Ce livre, éponge à émotions frôlant le journal intime, m'a considérablement agacé. Je vous prie de m'excuser, les écrivains sont des gens plaintifs, j'espère ne pas trop vous ennuyer avec ma douleur. (à cette phrase recopiée dans le livre, j'ai envie de répondre : Oui M. Beigbeder, mais il y a un juste milieu) J'ai clairement eu l'impression d'avoir affaire à un Houellebecq, mais à l'étage inférieur. Certes, l'écriture est insicive, mais elle est associée à un fond frôlant le pathos et le cliché : Je vais au restaurant pour ne rien manger. Les maîtres d'hôtel sont vexés que je ne touche pas à leur assiettes. Mais vous en connaissez beaucoup, vous, des morts qui finissent leur plat de résistance en se pourléchant les babines ?  


 On ne peut néanmoins pas reprocher à M. Beigbeder d'avoir donné un titre dépourvu de sens à son ouvrage, car ce même titre est repris sans cesse dans le livre, comme plusieurs autres termes, ce qui a eu le don de m'ennuyer un peu. De plus, j'ai eu cette impression déroutante qu'au fil des pages, une même chose était retranscrite plusieurs fois sous une forme différente. 

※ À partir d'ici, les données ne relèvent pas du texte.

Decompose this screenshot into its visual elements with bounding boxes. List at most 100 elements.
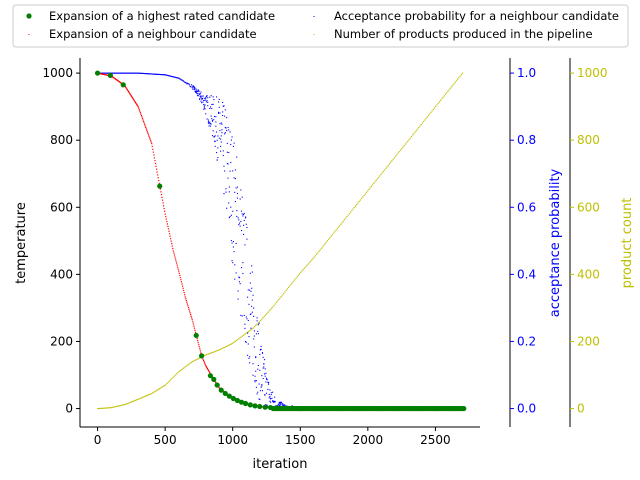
acceptance-point <box>203 108 205 110</box>
products-point <box>138 398 140 400</box>
acceptance-point <box>199 96 201 98</box>
products-point <box>145 395 147 397</box>
acceptance-point <box>139 72 141 74</box>
neighbour-point <box>144 123 146 126</box>
neighbour-point <box>130 94 132 96</box>
acceptance-point <box>113 72 115 74</box>
products-point <box>193 360 195 362</box>
acceptance-point <box>147 73 149 75</box>
products-point <box>178 370 180 373</box>
products-point <box>217 349 219 351</box>
acceptance-point <box>189 85 191 87</box>
plot-area <box>94 70 467 412</box>
acceptance-point <box>256 317 258 319</box>
acceptance-point <box>105 72 107 74</box>
products-point <box>322 246 324 248</box>
acceptance-point <box>138 72 140 74</box>
products-point <box>270 307 273 309</box>
acceptance-point <box>182 80 184 82</box>
acceptance-point <box>156 73 158 75</box>
acceptance-point <box>272 400 274 402</box>
acceptance-point <box>220 145 222 147</box>
acceptance-point <box>220 138 222 140</box>
acceptance-point <box>205 97 207 99</box>
acceptance-point <box>201 97 203 99</box>
acceptance-point <box>284 404 286 406</box>
acceptance-point <box>229 131 231 133</box>
neighbour-point <box>181 283 183 285</box>
products-point <box>398 151 400 153</box>
acceptance-point <box>267 406 269 408</box>
neighbour-point <box>167 228 170 230</box>
acceptance-point <box>264 368 266 370</box>
products-point <box>440 99 442 101</box>
acceptance-point <box>222 105 224 107</box>
products-point <box>461 72 464 74</box>
acceptance-point <box>226 142 228 144</box>
neighbour-point <box>135 103 138 105</box>
acceptance-point <box>163 74 165 76</box>
products-point <box>129 401 132 403</box>
acceptance-point <box>268 383 270 385</box>
acceptance-point <box>161 74 164 76</box>
acceptance-point <box>113 72 116 74</box>
acceptance-point <box>234 278 236 280</box>
products-point <box>206 353 208 356</box>
neighbour-point <box>166 220 168 223</box>
neighbour-point <box>133 99 135 101</box>
products-point <box>455 80 458 82</box>
products-point <box>135 399 138 401</box>
acceptance-point <box>249 289 251 291</box>
left-axis-label: temperature <box>14 202 29 284</box>
acceptance-point <box>258 322 260 324</box>
acceptance-point <box>247 332 249 334</box>
products-point <box>116 405 118 407</box>
products-point <box>182 368 184 370</box>
acceptance-point <box>263 394 266 396</box>
products-point <box>151 392 153 394</box>
acceptance-point <box>230 161 232 164</box>
products-point <box>225 345 228 347</box>
acceptance-point <box>171 75 173 78</box>
acceptance-point <box>211 103 213 106</box>
acceptance-point <box>243 212 245 214</box>
products-point <box>111 406 113 409</box>
acceptance-point <box>136 72 139 74</box>
acceptance-point <box>265 392 268 394</box>
acceptance-point <box>223 105 225 107</box>
products-point <box>143 396 145 398</box>
products-point <box>149 393 151 395</box>
acceptance-point <box>263 359 266 361</box>
acceptance-point <box>228 217 230 219</box>
acceptance-point <box>268 381 270 383</box>
acceptance-point <box>279 403 281 405</box>
products-point <box>238 338 240 340</box>
right-outer-tick-label-4: 800 <box>577 133 600 147</box>
acceptance-point <box>209 125 212 127</box>
acceptance-point <box>162 74 164 76</box>
neighbour-point <box>133 100 136 102</box>
acceptance-point <box>213 115 216 118</box>
neighbour-point <box>132 98 134 100</box>
neighbour-point <box>142 119 144 121</box>
acceptance-point <box>254 375 256 377</box>
neighbour-point <box>192 323 194 325</box>
acceptance-point <box>210 123 212 125</box>
products-point <box>374 181 376 183</box>
acceptance-point <box>263 366 265 368</box>
acceptance-point <box>261 352 264 354</box>
acceptance-point <box>209 106 212 108</box>
acceptance-point <box>182 80 184 82</box>
products-point <box>233 341 235 344</box>
neighbour-point <box>204 362 206 364</box>
acceptance-point <box>265 372 267 374</box>
products-point <box>333 232 335 234</box>
acceptance-point <box>136 72 138 74</box>
legend-marker-products <box>313 34 315 35</box>
products-point <box>386 166 388 168</box>
neighbour-point <box>139 112 141 114</box>
acceptance-point <box>146 73 148 75</box>
highest-rated-point <box>218 387 224 393</box>
products-point <box>431 110 433 112</box>
acceptance-point <box>122 72 124 74</box>
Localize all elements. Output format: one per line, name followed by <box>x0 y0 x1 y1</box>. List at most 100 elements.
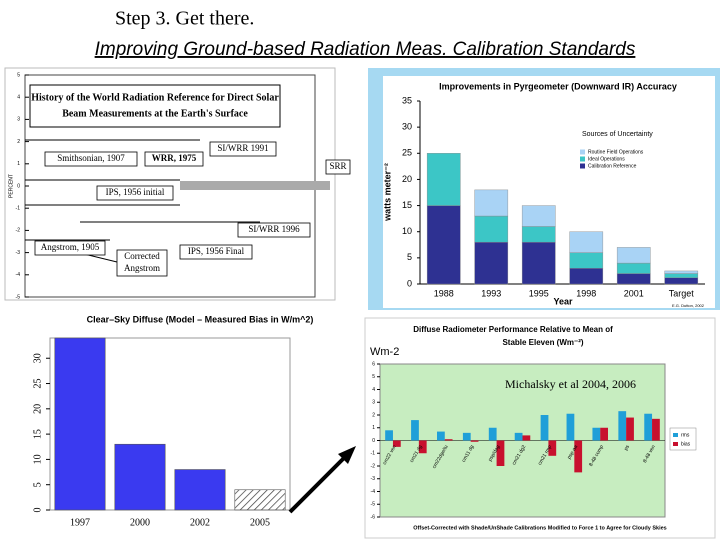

C'est en conclusion un livre dépourvu de réel intérêt qu'il m'a semblé avoir lu. Une espèce de thérapie amoureuse, où Beigbeder s'épanche sur 194 pages, à propos de sa relation face à l'amour. J'ai, malgré cela, envie de lui donner une autre chance, et si vous avez un titre à me conseiller, n'hésitez pas ! (★★☆☆☆)

 

Posté par Lencreacoule à 14:04 - XXème siècle - Commentaires [5] - Rétroliens [0]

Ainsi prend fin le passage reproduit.